A novel malic acid-enhanced method for the analysis of 5-methyl-2'-deoxycytidine, 5-hydroxymethyl-2'-deoxycytidine, 5-methylcytidine and 5-hydroxymethylcytidine in human urine using hydrophilic interaction liquid chromatography-tandem mass spectrometry.

Author(s): Guo C,  Xie C,  Chen Q,  Cao X,  Guo M,  Zheng S,  Wang Y

Journal: Anal Chim Acta

Date: 2018 Nov 30

Major Program(s) or Research Group(s): ARP

PubMed ID: 30193624

PMC ID: PMC6162048

Abstract: 5-Methyl-2'-deoxycytidine (5-mdC), 5-hydroxymethyl-2'-deoxycytidine (5-hmdC), 5-methylcytidine (5-mrC) and 5-hydroxymethylcytidine (5-hmrC) are epigenetic marks of DNA and RNA, and aberrant levels of these modified nucleosides were found to be associated with various cancers. Urine is a preferred source of biological fluid for biomarker discovery because the sample collection process is not invasive to patients. Herein, we developed a novel malic acid-enhanced hydrophilic interaction liquid chromatography-tandem mass spectrometry (HILIC-MS/MS) method for sensitive and simultaneous quantification of the modified cytosine nucleosides in human urine. Malic acid markedly increased the detection sensitivities of all four cytosine nucleosides, with the limits of detection (LODs) for 5-mdC, 5-hmdC, 5-mrC and 5-hmrC being 0.025, 0.025, 0.025 and 0.050 fmol, respectively.

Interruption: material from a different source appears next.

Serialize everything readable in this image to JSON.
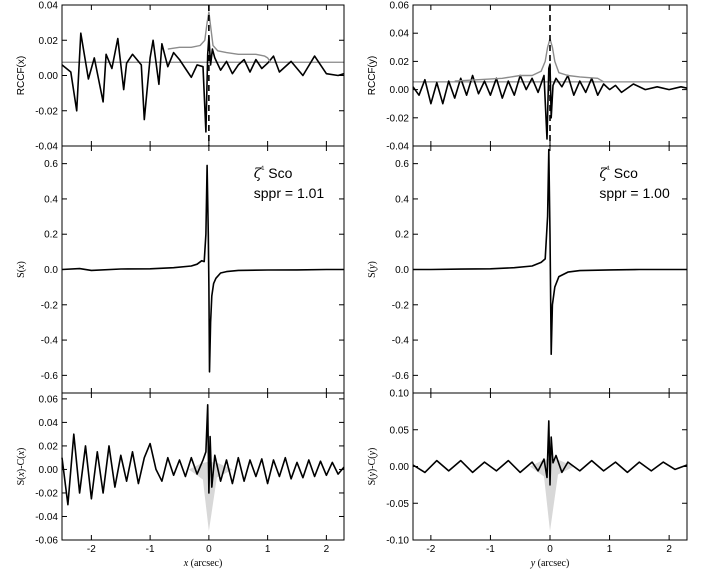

By using this method, we demonstrated, for the first time, the presence of 5-hmrC in human urine, and we successfully quantified 5-mdC, 5-hmdC, 5-mrC and 5-hmrC in urine samples collected from 90 patients with colorectal cancer (CRC) and 90 healthy controls. We found that the levels of 5-mdC, 5-hmdC, 5-mrC and 5-hmrC in urine were all substantially decreased in CRC patients, suggesting that these modified nucleosides might have great potential to be noninvasive biomarkers for early detection and prognosis of CRC. Together, we established a novel and sensitive method for detecting 5-methylated and 5-hydroxymethylated cytosine nucleosides in human urine and the results from this study may stimulate future investigations about the regulatory roles of these cytosine derivatives in the initiation and development of CRC.